(Source: World Retail Congress Press Release | 6 April 2017)
Retailers are struggling to keep pace with the demands of today’s smart-phone shoppers, Martijn Bertisen, director of retail & technology at Google UK told The World Retail Congress in Dubai.
He said half the world’s population now had mobiles with “more computing power than the Apollo missions to the moon” with some “bullish predictions” saying everyone would have one by 2020.
He said more than half of all Google searches today are being done via mobile devices in mature markets such as the UK and US and that 82% of all retail sales in the UK would have a “mobile touchpoint” by 2020.
Consumers in those markets used their mobiles up to 150 times a day, giving retailers plenty of opportunities to “earn their love”, Bertisen said.

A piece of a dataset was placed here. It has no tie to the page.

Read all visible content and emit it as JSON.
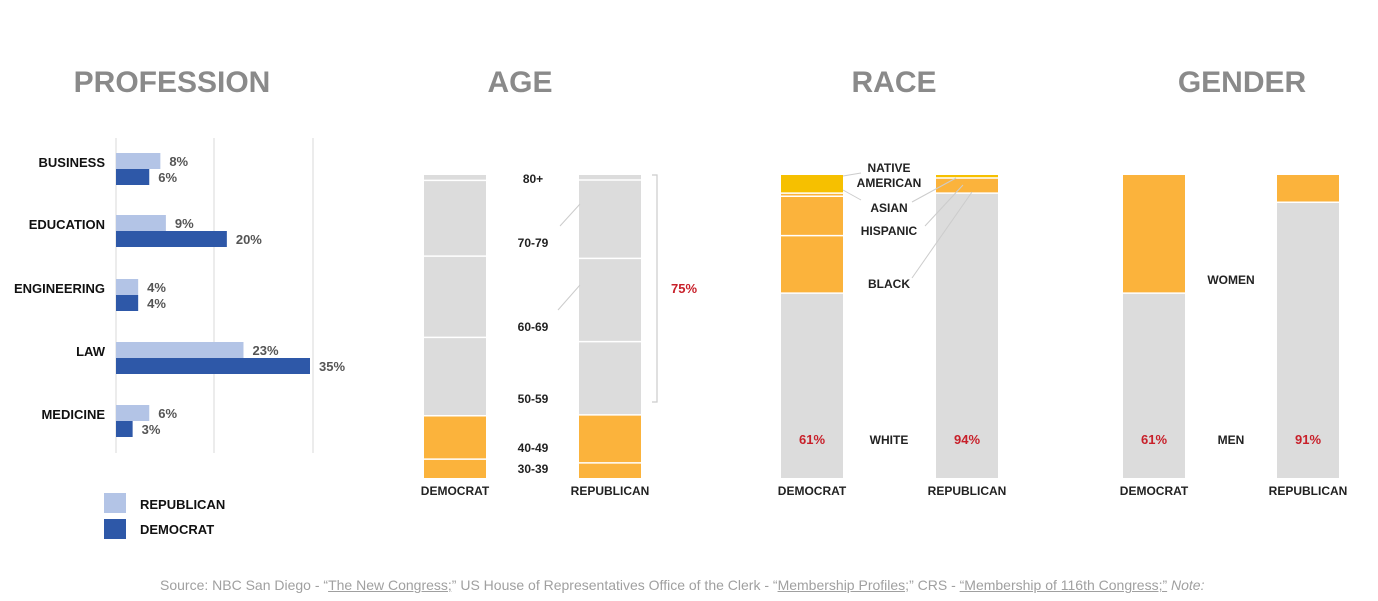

“We no longer go online, we live online 24/7 and that’s an incredibly disruptive shift. It means consumer behavior is fundamentally changing and I’m not sure that most retailers are really coping with that as well as they should.”
Urging retailers to become “obsessive about speed” he said Google’s research showed half of all consumers would abandon a website taking longer than three seconds to load on their mobile.
If retailers were still struggling to keep up with the explosion in m-commerce, he warned that the next revolution in retail was already underway and being driven by machine learning.
He said one of the UK’s biggest supermarkets, for example, is now using Google BigQuery to process all of its check-out transactions within two minutes, something that used to take more than a week, enabling them to take swift decisions about stock and promotions.
“If we think about the almost infinite amount of information that we have and the vast amount of choice consumers have, the retailers that are going to win in the future will be those who make it easier for people to navigate this complex world of information overload and decide what they want.”